Setiap pagi ia keluar ke tempat ketinggian di pinggiran kota Mekah, menanyai kafilah-kafilah dan para penunggang kalau-kalau ada peristiwa penting terjadi di Madinah. Tapi jawaban mereka tidak ada yang menyenangkan dan meng­gembirakannya, karena tak ada seorang pun yang mendengar atau melihat suatu kejadian penting di Madinah. Shafwan tidak berputus asa, bahkan ia tetap shabar menanyai rombongan demi rombongan, hingga akhirnya ia menemukan sebagian mereka yang waktu ditanyainya: “Apa tak ada suatu kejadian di Madinah?”, mendapat jawaban dari musafir itu: “Benar, telah terjadi suatu kejadian besar – - – !”

Air muka Shafwan berseri-seri, seluruh kegembiraannya meluap dan melimpah ruah. Ia kembali menanyai orang itu dengan bergegas karena dorongan ingin tabu: “Apa sebenarnya yang terjadi, tolong ceriterakan kepadaku”. Jawab orang itu: “Umeir bin Wahab telah memeluk Islam, ia di sana sedang memperdalam Agama dan mempelajari al-Qur’an … !”

Bumi rasa berputar bagi Shafwan . . . . Peristiwa yang diharap-harapkannya akan dapat menggembirakan kaumnya, dan selalu dinantikannya untuk melupakan kejadian perang Badar, tabu-tabu hari itu berita itu yang datang kepadanya, yang bagai­kan petir menyambarnya.

Pada suatu hari sampailah sang musafir di kampung halaman­nya . . . . Umeir telah kembali ke Mekah, tak lupa membawa pedangnya dan siap untuk bertempur. Dan orang yang mula­-mula menjumpainya ialah Shafwan bin ‘Umaiyah . . . . Baru Baja Shafwan melihatnya, bermaksudlah ia hendak menyerang Umeir. Akan tetapi melihat pedang yang siaga di tangan Umeir ia pun mengurungkan maksudnya, dan merasa puas dengan melontar­kan caci maki padanya kemudian berlalu . . . .

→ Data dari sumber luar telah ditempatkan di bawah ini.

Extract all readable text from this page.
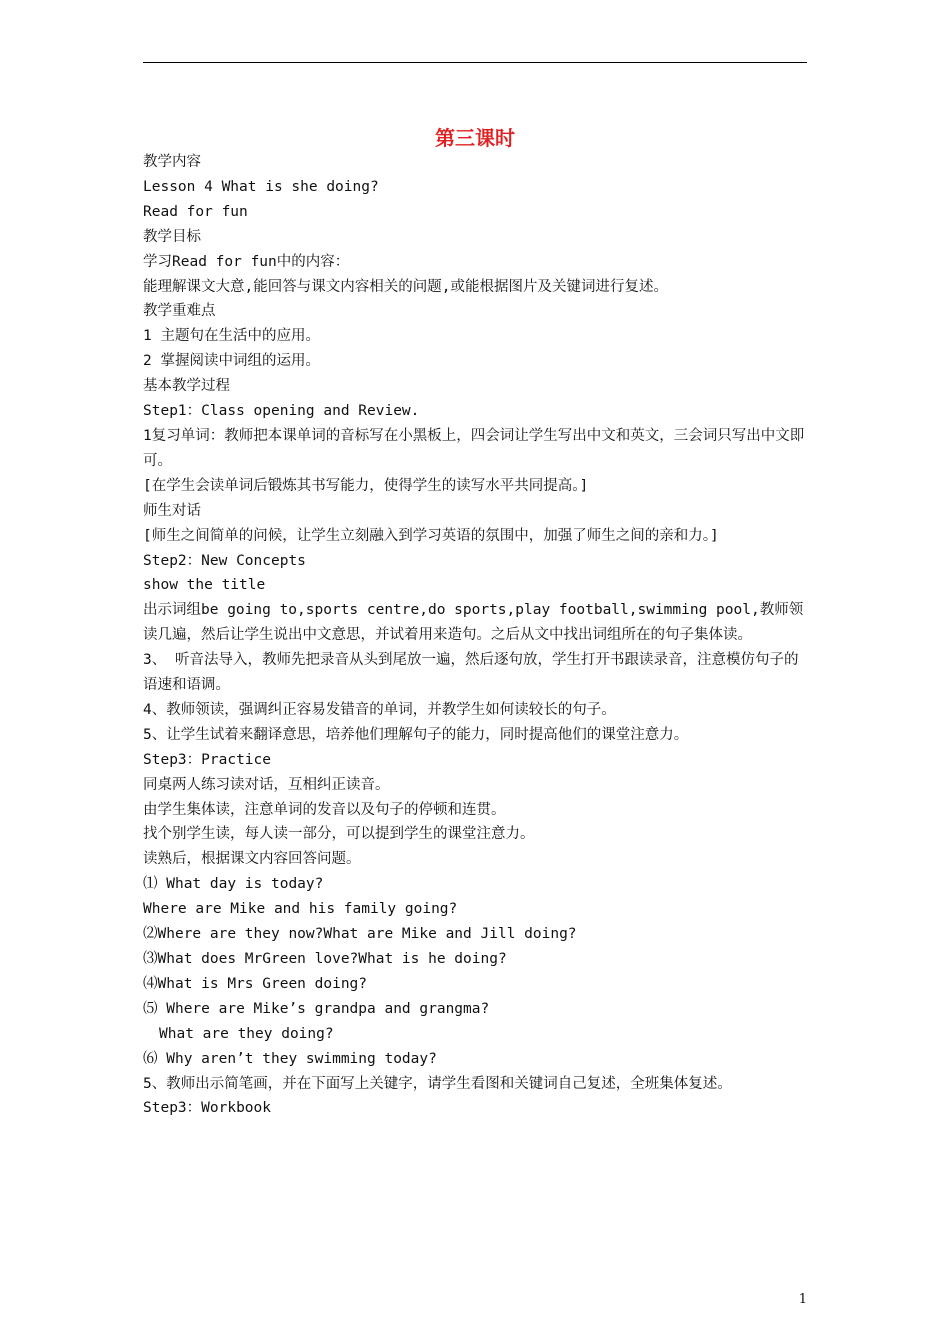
第三课时

教学内容

Lesson 4 What is she doing?

Read for fun

教学目标

学习Read for fun中的内容：

能理解课文大意,能回答与课文内容相关的问题,或能根据图片及关键词进行复述。

教学重难点

1 主题句在生活中的应用。

2 掌握阅读中词组的运用。

基本教学过程

Step1：Class opening and Review.

1复习单词：教师把本课单词的音标写在小黑板上，四会词让学生写出中文和英文，三会词只写出中文即可。

[在学生会读单词后锻炼其书写能力，使得学生的读写水平共同提高。]

师生对话

[师生之间简单的问候，让学生立刻融入到学习英语的氛围中，加强了师生之间的亲和力。]

Step2：New Concepts

show the title

出示词组be going to,sports centre,do sports,play football,swimming pool,教师领读几遍，然后让学生说出中文意思，并试着用来造句。之后从文中找出词组所在的句子集体读。

3、 听音法导入，教师先把录音从头到尾放一遍，然后逐句放，学生打开书跟读录音，注意模仿句子的语速和语调。

4、教师领读，强调纠正容易发错音的单词，并教学生如何读较长的句子。

5、让学生试着来翻译意思，培养他们理解句子的能力，同时提高他们的课堂注意力。

Step3：Practice

同桌两人练习读对话，互相纠正读音。

由学生集体读，注意单词的发音以及句子的停顿和连贯。

找个别学生读，每人读一部分，可以提到学生的课堂注意力。

读熟后，根据课文内容回答问题。

⑴ What day is today?

Where are Mike and his family going?

⑵Where are they now?What are Mike and Jill doing?

⑶What does MrGreen love?What is he doing?

⑷What is Mrs Green doing?

⑸ Where are Mike’s grandpa and grangma?

What are they doing?

⑹ Why aren’t they swimming today?

5、教师出示简笔画，并在下面写上关键字，请学生看图和关键词自己复述，全班集体复述。

Step3：Workbook

1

Sekarang Umeir bin Wahab masuk ke kota Mekah sebagai seorang Muslim, sedang sewaktu meninggalkannya ia adalah seorang musyrik. Dimasukinya kota itu dan dalam ingatannya tergambar sikap Umar bin Khatthab mula ia masuk Islam, yang setelah Islamnya itu menyerukan: “Demi Allah, tidak akan ku­biarkan satu tempat pun yang pernah kududuki dengan kekafiran, melainkan akan kududuki lagi dengan keimanan … !

Seolah-olah Umeir hendak menjadikan kata itu sebagai lambang dan pendirian ini. menjadi contoh teladan. Ia telah bertekad bulat hendak menyerahkan hidupnya untuk berbakti kepada Islam, yang sekian lama diperanginya. Dan ia mem­punyai kemampuan dan kesempatan untuk membalas setiap kejahatan yang hendak ditimpakan kepadanya!

Demikianlah ia mengganti dan mengimbangi apa-apa yang telah luput pada masa silamnya, berpacu dengan waktu mengejar tujuannya. Ia berda’wah menyebarkan Agama Islam, baik Siang maupun malam, secara terang-terangan dan terbuka . . . Keimanan yang telah terhunjam di hatinya, telah melimpahkan rasa aman, petunjuk dan cahaya. Dari lidah dan ucapannya keluar kalimat dan kata-kata yang haq, yang digunakannya untuk menyeru orang kepada keadilan, kebaikan dan kebajikan. Sedang di tangan kanannya tergenggam teguh pedangnya yang akan me­ngecutkan hati setiap penghalang jalan menuju kebaikan, yakni mereka yang selalu mengganggu orang-orang beriman dan hendak membawa mereka ke jalan yang bengkok.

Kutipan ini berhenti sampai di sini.